Cegueira moral e o veneno nas garrafas de São Paulo
A investigação sobre bebidas adulteradas revela o retrato de um país onde a ganância supera a consciência e o lucro vale mais que a vida
Por Yasmim Borges
A operação da Polícia Civil que desmantelou uma fábrica clandestina em São Bernardo do Campo não é apenas mais um caso policial. É o retrato de um país que se acostumou a normalizar o absurdo, onde vender álcool de posto em garrafas de gin virou negócio, e não crime hediondo. O delegado Artur Dian foi claro ao afirmar que o primeiro ciclo das investigações fechou toda a cadeia, da coleta de garrafas usadas à mistura letal de etanol e metanol. Mas o problema vai além do laboratório improvisado de Vanessa Maria da Silva e do marido. Ele começa no garrafeiro que fornece o vidro, no posto que vende o combustível adulterado e termina na mesa do consumidor enganado.

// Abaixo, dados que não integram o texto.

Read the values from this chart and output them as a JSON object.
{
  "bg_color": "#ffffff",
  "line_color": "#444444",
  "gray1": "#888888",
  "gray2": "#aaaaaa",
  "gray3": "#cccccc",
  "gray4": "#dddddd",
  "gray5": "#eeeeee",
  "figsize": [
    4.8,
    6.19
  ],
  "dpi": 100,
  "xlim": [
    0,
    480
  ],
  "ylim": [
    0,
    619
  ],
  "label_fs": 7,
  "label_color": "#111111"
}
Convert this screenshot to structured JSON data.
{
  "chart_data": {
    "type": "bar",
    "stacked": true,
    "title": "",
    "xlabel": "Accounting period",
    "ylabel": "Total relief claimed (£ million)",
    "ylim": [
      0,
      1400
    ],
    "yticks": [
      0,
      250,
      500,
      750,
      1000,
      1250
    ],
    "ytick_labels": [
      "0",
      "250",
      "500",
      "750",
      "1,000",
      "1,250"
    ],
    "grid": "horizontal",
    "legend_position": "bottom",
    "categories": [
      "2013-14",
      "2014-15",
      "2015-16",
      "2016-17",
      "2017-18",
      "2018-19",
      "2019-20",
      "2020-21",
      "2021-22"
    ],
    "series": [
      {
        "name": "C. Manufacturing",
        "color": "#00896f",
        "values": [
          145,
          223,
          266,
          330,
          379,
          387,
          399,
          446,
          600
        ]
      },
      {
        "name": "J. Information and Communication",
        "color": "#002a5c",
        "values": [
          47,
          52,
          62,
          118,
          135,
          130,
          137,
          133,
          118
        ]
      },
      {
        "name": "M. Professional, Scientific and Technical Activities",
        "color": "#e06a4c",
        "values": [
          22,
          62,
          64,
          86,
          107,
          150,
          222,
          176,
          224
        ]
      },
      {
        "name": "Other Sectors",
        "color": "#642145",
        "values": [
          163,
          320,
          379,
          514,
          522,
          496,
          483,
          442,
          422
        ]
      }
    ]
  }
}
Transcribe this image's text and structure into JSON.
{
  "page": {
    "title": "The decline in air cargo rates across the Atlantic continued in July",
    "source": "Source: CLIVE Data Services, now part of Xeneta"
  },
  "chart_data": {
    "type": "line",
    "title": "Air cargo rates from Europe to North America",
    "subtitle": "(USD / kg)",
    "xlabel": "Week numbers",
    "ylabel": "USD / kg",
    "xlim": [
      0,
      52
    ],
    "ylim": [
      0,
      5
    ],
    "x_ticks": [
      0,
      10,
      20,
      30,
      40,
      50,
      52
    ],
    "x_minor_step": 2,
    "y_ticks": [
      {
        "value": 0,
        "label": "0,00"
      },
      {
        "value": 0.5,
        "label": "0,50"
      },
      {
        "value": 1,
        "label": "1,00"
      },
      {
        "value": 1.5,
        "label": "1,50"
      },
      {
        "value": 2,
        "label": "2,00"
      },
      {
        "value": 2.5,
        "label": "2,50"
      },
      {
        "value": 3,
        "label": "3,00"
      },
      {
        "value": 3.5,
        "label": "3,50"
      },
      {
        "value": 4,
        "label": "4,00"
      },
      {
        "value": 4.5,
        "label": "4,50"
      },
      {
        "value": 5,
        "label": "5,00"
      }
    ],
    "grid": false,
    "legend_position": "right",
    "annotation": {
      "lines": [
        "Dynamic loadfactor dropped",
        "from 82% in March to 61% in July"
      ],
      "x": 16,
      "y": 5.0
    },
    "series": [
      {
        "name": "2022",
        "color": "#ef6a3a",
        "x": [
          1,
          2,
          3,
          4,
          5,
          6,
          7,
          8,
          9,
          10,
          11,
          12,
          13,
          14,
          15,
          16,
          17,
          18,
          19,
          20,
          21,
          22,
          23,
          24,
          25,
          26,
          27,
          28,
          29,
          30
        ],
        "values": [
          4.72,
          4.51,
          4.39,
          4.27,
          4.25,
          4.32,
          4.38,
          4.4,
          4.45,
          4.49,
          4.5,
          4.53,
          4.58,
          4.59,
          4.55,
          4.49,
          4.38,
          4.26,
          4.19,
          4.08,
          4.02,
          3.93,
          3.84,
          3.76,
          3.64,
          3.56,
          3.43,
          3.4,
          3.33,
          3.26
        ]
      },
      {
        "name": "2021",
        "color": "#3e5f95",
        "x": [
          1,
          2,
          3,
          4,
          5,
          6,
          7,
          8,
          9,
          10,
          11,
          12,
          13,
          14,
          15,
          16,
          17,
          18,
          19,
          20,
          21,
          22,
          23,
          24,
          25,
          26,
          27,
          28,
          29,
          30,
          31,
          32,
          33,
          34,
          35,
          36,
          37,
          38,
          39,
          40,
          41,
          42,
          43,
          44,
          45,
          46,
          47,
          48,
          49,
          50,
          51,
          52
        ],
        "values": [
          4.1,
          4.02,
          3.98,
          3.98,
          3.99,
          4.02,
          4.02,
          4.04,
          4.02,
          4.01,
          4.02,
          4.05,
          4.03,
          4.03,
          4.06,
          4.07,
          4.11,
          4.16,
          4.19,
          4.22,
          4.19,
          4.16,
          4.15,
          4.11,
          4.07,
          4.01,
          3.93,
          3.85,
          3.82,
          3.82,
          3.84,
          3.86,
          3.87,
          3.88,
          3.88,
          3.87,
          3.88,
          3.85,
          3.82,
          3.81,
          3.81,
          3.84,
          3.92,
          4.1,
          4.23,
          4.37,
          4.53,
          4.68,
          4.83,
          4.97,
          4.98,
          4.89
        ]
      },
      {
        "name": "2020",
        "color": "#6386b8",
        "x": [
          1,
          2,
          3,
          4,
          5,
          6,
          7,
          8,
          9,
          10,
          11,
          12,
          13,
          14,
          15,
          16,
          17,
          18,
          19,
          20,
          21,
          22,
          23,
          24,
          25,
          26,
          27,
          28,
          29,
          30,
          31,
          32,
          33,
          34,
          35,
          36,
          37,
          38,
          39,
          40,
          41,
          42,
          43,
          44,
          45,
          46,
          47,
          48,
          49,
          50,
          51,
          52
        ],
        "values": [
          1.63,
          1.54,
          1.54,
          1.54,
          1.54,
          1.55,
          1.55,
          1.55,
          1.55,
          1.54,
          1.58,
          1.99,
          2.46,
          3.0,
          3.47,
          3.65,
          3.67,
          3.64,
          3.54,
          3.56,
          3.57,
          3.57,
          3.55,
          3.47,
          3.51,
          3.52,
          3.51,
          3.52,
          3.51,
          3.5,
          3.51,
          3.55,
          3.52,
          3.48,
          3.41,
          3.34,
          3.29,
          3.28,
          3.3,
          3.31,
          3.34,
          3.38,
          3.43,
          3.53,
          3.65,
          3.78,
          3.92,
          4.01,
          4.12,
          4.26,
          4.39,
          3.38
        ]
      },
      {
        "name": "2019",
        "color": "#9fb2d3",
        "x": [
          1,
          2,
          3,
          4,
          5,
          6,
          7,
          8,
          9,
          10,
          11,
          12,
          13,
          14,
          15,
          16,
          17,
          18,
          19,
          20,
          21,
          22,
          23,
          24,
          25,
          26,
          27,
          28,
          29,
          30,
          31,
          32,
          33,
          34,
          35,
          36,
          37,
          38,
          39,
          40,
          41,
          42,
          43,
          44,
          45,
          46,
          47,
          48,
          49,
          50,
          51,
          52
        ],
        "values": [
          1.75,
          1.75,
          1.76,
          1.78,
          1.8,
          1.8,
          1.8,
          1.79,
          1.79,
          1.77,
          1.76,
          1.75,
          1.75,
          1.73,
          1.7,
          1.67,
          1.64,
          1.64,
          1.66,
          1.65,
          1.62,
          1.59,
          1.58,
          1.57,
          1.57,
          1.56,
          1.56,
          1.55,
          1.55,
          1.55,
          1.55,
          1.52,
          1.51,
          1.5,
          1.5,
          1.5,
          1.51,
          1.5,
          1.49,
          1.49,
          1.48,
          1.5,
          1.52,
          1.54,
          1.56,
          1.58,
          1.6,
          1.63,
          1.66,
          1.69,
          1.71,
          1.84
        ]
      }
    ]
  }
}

O discurso de que “não sabiam” que o produto continha metanol é uma afronta à inteligência e à moral. A pessoa que manipula substâncias químicas e engarrafa bebidas falsificadas sabe que está brincando com a saúde e a vida de outros. Não é ignorância, é descaso. E quando vidas são perdidas, quando alguém perde a visão por causa dessa irresponsabilidade, a desculpa não basta. É preciso punição exemplar.
Mais de 100 mil garrafas já foram destruídas. Um gesto necessário, mas ainda simbólico. Enquanto o lucro fácil continuar valendo mais do que a segurança pública, novas fábricas surgirão e novas vítimas aparecerão. O Estado tem o dever de endurecer a fiscalização e, sobretudo, regulamentar de forma rigorosa a reutilização de garrafas, um mercado que alimenta o submundo das bebidas adulteradas.
A sociedade também precisa abrir os olhos. A ganância de poucos está custando a vida de muitos. E essa cegueira moral é tão perigosa quanto o metanol que corrói a visão e a consciência de quem insiste em lucrar com o que mata.